Sixth for the 6%


Stepping on the wrestling mat is a nerve-racking experience, but it’s a completely different experience when you’re one of the 6% of women who participate in wrestling.

Female wrestler Alyssa Foreman explains how her main drive for getting into wrestling was a man by the name of David Quimby, who was a wrestling coach, telling Alyssa’s dad she could be a good wrestler.

Foreman says that she not only has an interest in wrestling, but she races BMX around the country. She says that she’s been to places including Tulsa, Oklahoma, Las Vegas, Nevada, and Bakersfield, California.

After asking Foreman what a day at practice is like, she claims, “It is hard. It is really physical, hard, and time-consuming. It is rough, but it is fun.”

Sitting down with Annika Thompson, who has known Alyssa for a while but has only been friends with her for about a year, shares her thoughts and experiences with Alyssa.

Thompson says, “ I think she’s an excellent wrestler. I think she has a lot of raw talent.
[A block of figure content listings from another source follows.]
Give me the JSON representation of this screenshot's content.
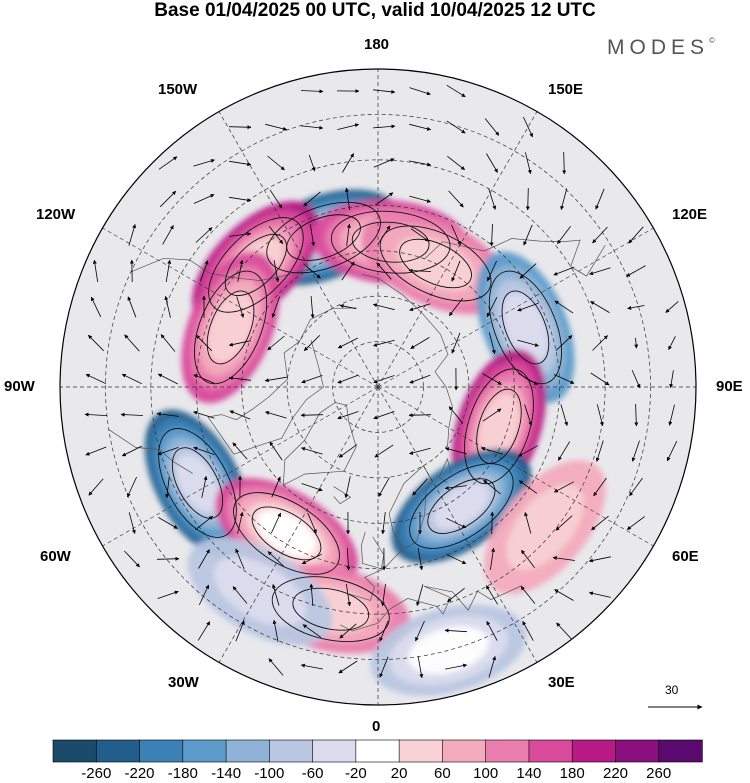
{
  "title": "Base 01/04/2025 00 UTC, valid 10/04/2025 12 UTC",
  "brand": "MODES",
  "brand_mark": "©",
  "longitude_labels": {
    "lon_180": "180",
    "lon_150w": "150W",
    "lon_150e": "150E",
    "lon_120w": "120W",
    "lon_120e": "120E",
    "lon_90w": "90W",
    "lon_90e": "90E",
    "lon_60w": "60W",
    "lon_60e": "60E",
    "lon_30w": "30W",
    "lon_30e": "30E",
    "lon_0": "0"
  },
  "reference_vector": {
    "label": "30"
  },
  "colorbar": {
    "tick_labels": [
      "-260",
      "-220",
      "-180",
      "-140",
      "-100",
      "-60",
      "-20",
      "20",
      "60",
      "100",
      "140",
      "180",
      "220",
      "260"
    ],
    "colors": [
      "#1b4a6b",
      "#215e8c",
      "#3b81b6",
      "#5c9ccb",
      "#8fb3d6",
      "#b9c7e2",
      "#dcdcee",
      "#ffffff",
      "#f8d2d5",
      "#f3abbd",
      "#ea7eae",
      "#d94a9b",
      "#b81b86",
      "#8a0f7f",
      "#5a0a6e"
    ]
  },
  "anomaly_centers": [
    {
      "lat": 55,
      "lon": -160,
      "value": -240
    },
    {
      "lat": 52,
      "lon": -135,
      "value": 200
    },
    {
      "lat": 55,
      "lon": -112,
      "value": 160
    },
    {
      "lat": 58,
      "lon": 175,
      "value": 160
    },
    {
      "lat": 60,
      "lon": 155,
      "value": 120
    },
    {
      "lat": 55,
      "lon": 112,
      "value": -160
    },
    {
      "lat": 62,
      "lon": 72,
      "value": 180
    },
    {
      "lat": 58,
      "lon": 35,
      "value": -220
    },
    {
      "lat": 45,
      "lon": -62,
      "value": -230
    },
    {
      "lat": 52,
      "lon": -32,
      "value": 170
    },
    {
      "lat": 40,
      "lon": -12,
      "value": 120
    },
    {
      "lat": 38,
      "lon": -30,
      "value": -80
    },
    {
      "lat": 30,
      "lon": 15,
      "value": -90
    },
    {
      "lat": 42,
      "lon": 50,
      "value": 60
    }
  ]
}
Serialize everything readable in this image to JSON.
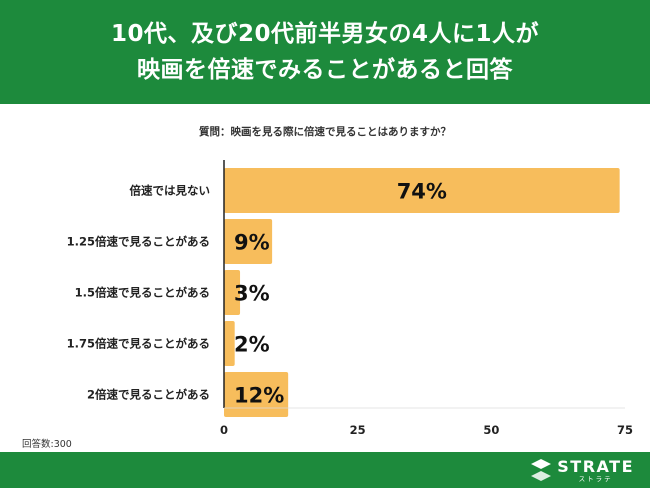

She is tough; she was born with that.” 

Thompson explains how Foreman’s body structure is ideal for developing muscle easily.

As Thompson goes on, she adds that there is always room for improvement, especially in wrestling. 

“I think that if she sticks with it and she keeps working hard and puts in the extra work, by the time she is a senior, she could be a state champ.”

Thompson says that she shows good confidence considering it is her first year. 

“I think that she is the ideal wrestler where they are nice to you off the mat, but they are also ruthless off the mat,” Thompson says.

She adds that Foreman does her best fitting in with the male wrestlers. “It is definitely not the easiest thing in the world to be one of the few girls in a room full of males, but I think she gets along with a lot of the kids, especially those her age, the freshmen.

Wrestling at 126 pounds, Foreman explains what she must go through to keep weight. She explains scratching, which is a leeway for making weight.

If Foreman or another wrestler makes weight three times, they get a two-pound allowance for the rest of the year.

According to Foreman, the key to successful weight cutting is “It is just making sure you’re eating good, and a lot of cardio and strength training.”

I also asked Foreman how she gets treated by the male wrestlers, and she says, “Pretty good; I am friends with them, and I think they see me as just another wrestler.

Foreman says her dad inspires her, “Not for wrestling exactly, but for sports, he makes sure I get up, and I’m there on time, making sure I have the drive.”

Foreman says that she still plans on wrestling throughout her high school years. She says she might try another sport in her later years. 

Foreman just placed 6th in the Rollie Lane Invitational. 

Foreman ends with a final statement, “We need more girl wrestlers.” Trying to increase diversity and get people out of their comfort zones.